As all of this went down, Will sat quietly, ate a sandwich, and smiled. The fucker is going to win again–perhaps because of the speech he gave at the veto ceremony. Knowing the group was much more likely to vote out Jase, Will went on a tirade, first explaining that he was motivated during season two by the fact that he disliked some people in the house. He then wondered why he wasn’t motivated this season, saying,
“I thought it was because I really like everyone here. I can’t find an individual to hate, because I hate you all. I’m going to ask to be removed from this game by you all. Now, if you refuse to kick me out, I will be throwing every competition, I will throw every HOH, I will throw every POV, and I will throw every food competition. George is on slop, and I will do the best I can to ensure that we all are on slop, unless you get together, have a big group meeting, and vote me out.”
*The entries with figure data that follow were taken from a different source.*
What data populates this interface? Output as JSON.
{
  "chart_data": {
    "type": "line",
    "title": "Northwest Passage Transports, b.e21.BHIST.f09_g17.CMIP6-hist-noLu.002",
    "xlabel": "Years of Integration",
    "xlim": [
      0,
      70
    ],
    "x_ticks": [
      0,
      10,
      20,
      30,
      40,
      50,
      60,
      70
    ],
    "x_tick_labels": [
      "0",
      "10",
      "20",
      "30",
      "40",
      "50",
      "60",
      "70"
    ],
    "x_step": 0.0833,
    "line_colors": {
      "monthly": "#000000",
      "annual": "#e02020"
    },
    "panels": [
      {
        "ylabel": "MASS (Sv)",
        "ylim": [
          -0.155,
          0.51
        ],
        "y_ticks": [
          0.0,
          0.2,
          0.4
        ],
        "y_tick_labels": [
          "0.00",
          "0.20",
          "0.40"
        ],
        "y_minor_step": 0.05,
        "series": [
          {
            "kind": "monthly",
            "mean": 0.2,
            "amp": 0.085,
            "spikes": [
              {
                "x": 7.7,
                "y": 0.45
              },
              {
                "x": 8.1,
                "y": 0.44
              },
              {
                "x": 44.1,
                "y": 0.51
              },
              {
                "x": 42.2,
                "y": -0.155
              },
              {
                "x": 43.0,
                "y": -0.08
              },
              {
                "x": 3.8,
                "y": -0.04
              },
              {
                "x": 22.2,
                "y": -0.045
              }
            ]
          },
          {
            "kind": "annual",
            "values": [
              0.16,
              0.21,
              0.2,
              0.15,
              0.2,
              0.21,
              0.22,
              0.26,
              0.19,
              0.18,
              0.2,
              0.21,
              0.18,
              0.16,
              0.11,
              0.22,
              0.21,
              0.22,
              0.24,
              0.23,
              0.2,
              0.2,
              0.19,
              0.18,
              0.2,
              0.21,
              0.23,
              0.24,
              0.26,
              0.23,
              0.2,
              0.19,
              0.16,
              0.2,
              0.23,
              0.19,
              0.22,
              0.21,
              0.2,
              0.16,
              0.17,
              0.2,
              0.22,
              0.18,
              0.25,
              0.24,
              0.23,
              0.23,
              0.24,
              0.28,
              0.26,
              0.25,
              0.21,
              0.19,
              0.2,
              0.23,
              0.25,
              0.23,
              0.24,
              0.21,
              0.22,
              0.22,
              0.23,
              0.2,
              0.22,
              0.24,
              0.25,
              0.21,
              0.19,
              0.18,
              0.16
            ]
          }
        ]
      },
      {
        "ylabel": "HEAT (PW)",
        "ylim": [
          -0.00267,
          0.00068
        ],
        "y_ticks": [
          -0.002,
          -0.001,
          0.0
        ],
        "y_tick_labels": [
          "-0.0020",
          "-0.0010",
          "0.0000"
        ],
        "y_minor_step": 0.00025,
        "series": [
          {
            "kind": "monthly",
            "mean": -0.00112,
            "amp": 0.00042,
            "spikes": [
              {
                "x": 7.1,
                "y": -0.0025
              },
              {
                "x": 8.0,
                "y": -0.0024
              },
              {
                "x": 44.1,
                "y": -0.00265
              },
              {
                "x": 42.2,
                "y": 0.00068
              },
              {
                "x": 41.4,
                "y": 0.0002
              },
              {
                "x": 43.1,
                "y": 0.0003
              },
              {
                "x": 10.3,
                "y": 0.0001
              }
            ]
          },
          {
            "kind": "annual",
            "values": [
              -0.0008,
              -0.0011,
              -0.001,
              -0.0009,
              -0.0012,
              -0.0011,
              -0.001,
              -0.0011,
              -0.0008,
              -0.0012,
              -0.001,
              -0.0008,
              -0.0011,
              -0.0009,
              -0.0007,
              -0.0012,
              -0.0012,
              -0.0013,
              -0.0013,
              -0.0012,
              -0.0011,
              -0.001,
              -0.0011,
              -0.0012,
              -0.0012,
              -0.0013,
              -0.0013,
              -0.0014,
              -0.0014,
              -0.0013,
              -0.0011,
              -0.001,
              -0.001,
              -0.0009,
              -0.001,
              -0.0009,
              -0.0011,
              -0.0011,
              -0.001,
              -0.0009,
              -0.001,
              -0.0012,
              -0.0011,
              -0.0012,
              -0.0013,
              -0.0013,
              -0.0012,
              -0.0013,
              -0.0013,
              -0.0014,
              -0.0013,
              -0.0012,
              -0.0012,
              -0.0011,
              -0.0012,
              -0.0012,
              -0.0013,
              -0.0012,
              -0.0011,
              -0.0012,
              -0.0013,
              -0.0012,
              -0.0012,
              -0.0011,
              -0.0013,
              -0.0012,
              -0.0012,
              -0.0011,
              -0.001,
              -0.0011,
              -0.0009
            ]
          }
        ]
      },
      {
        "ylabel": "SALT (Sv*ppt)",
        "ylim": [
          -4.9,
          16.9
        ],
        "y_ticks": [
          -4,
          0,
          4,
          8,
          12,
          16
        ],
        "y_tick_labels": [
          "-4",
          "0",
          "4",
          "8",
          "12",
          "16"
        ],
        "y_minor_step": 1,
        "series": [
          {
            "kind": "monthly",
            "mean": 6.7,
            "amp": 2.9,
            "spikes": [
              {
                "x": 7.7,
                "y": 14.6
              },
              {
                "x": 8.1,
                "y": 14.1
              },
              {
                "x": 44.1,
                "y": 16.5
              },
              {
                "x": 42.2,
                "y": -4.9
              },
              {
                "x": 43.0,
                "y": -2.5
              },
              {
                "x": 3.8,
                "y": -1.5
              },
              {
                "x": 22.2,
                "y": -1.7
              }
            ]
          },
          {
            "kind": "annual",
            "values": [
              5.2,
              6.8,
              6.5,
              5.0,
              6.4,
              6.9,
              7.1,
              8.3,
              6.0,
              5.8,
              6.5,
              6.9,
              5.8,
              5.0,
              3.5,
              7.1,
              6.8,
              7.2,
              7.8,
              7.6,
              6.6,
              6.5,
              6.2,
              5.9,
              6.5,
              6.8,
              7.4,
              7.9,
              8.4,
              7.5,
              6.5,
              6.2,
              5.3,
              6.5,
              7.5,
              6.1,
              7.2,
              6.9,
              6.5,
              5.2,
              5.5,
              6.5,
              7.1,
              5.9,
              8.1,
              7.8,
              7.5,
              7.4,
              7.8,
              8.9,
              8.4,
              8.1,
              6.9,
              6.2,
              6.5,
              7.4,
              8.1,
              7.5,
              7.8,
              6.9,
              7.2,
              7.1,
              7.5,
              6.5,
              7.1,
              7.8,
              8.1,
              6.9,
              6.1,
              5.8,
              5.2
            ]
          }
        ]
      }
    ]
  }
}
Although the houseguests laughed and smirked while he talked, Will told us later, “I have made the target on my back so giant that it’s become invisible.” And it’s hard not to see how smart he actually is, because he will likely survive this nomination and then coast for weeks.
After Will ranted, George gave a stirring speech about second chances, saying “I’m just honored to be with each and every one of you. You are all-stars, you are all-stars at something in life.” Then he saved himself and kept his chicken ass in the game for at least one more week. If only he could be this interesting all the time.